漫才や落語のような芸の世界でも、語呂合わせが頻繁に用いられます。漫才のような新作の場合は、その語呂がウケル場合もありウケない場合もあるのですが、落語の語呂は地口と呼ばれオチにも使われ肯定的に受け止められています。この差は観客側の納得度、感触の差です。つまり、おもしろさ、というのは普遍的であることは少なく、人によって受け止め方、感じ方が違うわけです。それが多様性、つまりダイバーシティです。普遍性と多様性は対立的概念で、相互に排他的、つまり正反対の概念であり、混じりようがありません。この違いを認識しておかないと誤用になりかねないのですが、近年は多様性を強調するあまり、誤解と誤用が広がっています。

多様的という形容詞はdiverseでディバース、ダイバースどちらの読みもあるのですが、いつからか名詞形のdiversityはダイバーシティとして定着しているのはアメリカ英語の影響かもしれません。対語はuniverseですがuniversityは大学として定着しているので、日本式カタカナ英語だと混乱が起きます。ユニバースは宇宙と訳されるのが普通です。
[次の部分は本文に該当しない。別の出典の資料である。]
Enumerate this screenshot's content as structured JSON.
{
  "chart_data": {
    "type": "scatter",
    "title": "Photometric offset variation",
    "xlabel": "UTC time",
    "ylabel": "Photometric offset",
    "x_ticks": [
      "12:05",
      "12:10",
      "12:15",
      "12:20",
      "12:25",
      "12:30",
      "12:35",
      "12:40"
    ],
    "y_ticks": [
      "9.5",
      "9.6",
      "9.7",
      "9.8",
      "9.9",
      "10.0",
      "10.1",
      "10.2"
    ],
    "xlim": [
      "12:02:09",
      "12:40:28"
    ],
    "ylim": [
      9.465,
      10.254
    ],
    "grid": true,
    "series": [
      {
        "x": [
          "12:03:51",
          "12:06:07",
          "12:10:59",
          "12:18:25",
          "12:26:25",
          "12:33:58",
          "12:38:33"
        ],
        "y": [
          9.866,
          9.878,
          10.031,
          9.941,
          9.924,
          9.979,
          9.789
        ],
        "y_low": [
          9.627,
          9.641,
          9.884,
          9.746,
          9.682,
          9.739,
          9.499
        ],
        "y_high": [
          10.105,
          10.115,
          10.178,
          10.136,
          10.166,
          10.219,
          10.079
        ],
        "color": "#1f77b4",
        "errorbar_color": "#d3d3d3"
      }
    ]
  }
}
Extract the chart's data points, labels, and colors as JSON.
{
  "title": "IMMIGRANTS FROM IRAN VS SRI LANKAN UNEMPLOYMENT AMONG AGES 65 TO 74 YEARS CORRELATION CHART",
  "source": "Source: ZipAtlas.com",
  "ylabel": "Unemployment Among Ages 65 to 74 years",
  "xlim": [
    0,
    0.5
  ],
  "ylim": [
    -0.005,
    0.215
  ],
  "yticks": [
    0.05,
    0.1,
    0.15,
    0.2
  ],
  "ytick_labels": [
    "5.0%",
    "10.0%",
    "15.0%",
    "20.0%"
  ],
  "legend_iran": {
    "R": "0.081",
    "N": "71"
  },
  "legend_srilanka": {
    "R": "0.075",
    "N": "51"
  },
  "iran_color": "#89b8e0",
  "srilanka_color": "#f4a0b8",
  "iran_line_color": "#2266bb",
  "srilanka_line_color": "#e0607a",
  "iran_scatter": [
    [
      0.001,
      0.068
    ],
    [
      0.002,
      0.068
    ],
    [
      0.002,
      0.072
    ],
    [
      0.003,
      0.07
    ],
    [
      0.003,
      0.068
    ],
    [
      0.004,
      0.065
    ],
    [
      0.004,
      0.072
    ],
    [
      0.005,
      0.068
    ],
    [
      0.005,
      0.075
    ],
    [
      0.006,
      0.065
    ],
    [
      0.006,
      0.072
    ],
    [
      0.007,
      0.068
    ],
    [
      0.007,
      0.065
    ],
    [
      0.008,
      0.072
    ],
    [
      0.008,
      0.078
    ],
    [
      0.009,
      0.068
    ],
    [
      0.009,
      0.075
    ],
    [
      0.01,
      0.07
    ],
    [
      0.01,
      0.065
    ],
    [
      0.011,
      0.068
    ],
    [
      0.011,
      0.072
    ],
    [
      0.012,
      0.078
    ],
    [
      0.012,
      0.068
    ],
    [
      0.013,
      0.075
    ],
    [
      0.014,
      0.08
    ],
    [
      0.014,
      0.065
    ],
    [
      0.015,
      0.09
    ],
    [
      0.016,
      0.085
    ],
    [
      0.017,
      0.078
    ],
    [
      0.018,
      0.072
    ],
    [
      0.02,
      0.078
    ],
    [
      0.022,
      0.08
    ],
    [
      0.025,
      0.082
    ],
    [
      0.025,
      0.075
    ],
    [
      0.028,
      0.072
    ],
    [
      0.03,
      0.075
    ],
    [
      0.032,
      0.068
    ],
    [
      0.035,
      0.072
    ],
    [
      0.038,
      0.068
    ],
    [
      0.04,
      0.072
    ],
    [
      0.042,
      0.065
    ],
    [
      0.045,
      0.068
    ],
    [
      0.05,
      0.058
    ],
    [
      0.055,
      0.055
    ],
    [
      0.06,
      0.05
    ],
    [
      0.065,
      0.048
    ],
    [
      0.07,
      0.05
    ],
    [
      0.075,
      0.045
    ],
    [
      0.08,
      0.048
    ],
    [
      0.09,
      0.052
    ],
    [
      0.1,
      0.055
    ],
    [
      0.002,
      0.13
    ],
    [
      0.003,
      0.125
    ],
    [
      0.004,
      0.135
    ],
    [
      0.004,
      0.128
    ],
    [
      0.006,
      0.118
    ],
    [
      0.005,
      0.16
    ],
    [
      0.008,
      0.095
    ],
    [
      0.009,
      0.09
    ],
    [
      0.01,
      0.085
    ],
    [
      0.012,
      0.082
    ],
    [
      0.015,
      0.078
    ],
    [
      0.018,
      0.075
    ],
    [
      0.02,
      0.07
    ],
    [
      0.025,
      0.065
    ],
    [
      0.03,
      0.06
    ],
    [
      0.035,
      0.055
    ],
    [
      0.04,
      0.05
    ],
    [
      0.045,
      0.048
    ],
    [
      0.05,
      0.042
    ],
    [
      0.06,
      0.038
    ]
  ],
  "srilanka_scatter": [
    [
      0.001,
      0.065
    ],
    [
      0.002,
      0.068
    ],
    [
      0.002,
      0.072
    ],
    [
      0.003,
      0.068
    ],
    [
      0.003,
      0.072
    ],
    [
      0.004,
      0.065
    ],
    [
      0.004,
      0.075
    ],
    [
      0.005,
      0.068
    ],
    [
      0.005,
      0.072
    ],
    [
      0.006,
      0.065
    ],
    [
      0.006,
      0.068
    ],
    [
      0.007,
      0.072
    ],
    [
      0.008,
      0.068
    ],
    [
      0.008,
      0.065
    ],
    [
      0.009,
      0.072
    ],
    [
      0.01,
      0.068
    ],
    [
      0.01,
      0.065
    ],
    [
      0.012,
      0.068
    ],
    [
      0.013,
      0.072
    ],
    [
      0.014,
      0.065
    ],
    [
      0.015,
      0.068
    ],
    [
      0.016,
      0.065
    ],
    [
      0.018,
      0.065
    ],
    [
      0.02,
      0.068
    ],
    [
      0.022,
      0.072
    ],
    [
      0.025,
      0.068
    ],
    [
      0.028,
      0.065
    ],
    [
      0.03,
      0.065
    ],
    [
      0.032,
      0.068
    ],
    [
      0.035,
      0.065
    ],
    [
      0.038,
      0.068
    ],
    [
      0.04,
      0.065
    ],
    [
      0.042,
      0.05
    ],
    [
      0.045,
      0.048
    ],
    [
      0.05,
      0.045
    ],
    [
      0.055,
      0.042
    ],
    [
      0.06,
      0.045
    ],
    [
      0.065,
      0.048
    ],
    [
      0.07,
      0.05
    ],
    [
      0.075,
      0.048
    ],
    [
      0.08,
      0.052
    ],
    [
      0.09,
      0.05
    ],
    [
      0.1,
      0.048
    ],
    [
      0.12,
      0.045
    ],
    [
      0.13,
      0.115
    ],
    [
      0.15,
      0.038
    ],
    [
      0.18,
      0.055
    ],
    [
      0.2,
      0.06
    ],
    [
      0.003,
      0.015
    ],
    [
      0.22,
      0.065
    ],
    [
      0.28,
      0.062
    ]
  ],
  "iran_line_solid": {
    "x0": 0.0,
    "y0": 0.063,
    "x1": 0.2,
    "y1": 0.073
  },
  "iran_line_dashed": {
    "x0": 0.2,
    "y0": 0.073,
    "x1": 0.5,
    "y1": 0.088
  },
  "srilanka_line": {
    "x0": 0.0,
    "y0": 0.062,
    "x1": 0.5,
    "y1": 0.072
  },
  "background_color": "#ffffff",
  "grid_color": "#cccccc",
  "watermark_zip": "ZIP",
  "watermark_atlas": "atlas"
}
大阪の遊園地ユニバーサル・スタジオは映画会社の社名がユニバーサルつまり宇宙的というネーミングの会社の映画スタジオが遊園地化したものが日本に輸入されたものです。しかし現代の日本で大阪のユニバーサルが宇宙だと連想する人はいないと思いますし、まして大学との関連は連想しないと思います。Universalの名詞形としてuniversityが先に大学になってしまったので、universalの普遍的という意味の名詞形はuniversalityという派生形になっています。日本語では普遍性と訳しています。日本語の方は普遍的、普遍性という派生をしているので、その原理からすればuniverseは普遍となるはずですが、現実には変則的で、universeを普遍と訳すことは稀有で、宇宙の方が広がっています。何が言いたいかというと、語の派生や広がりは言語によって違い借用語は要注意と言う例です。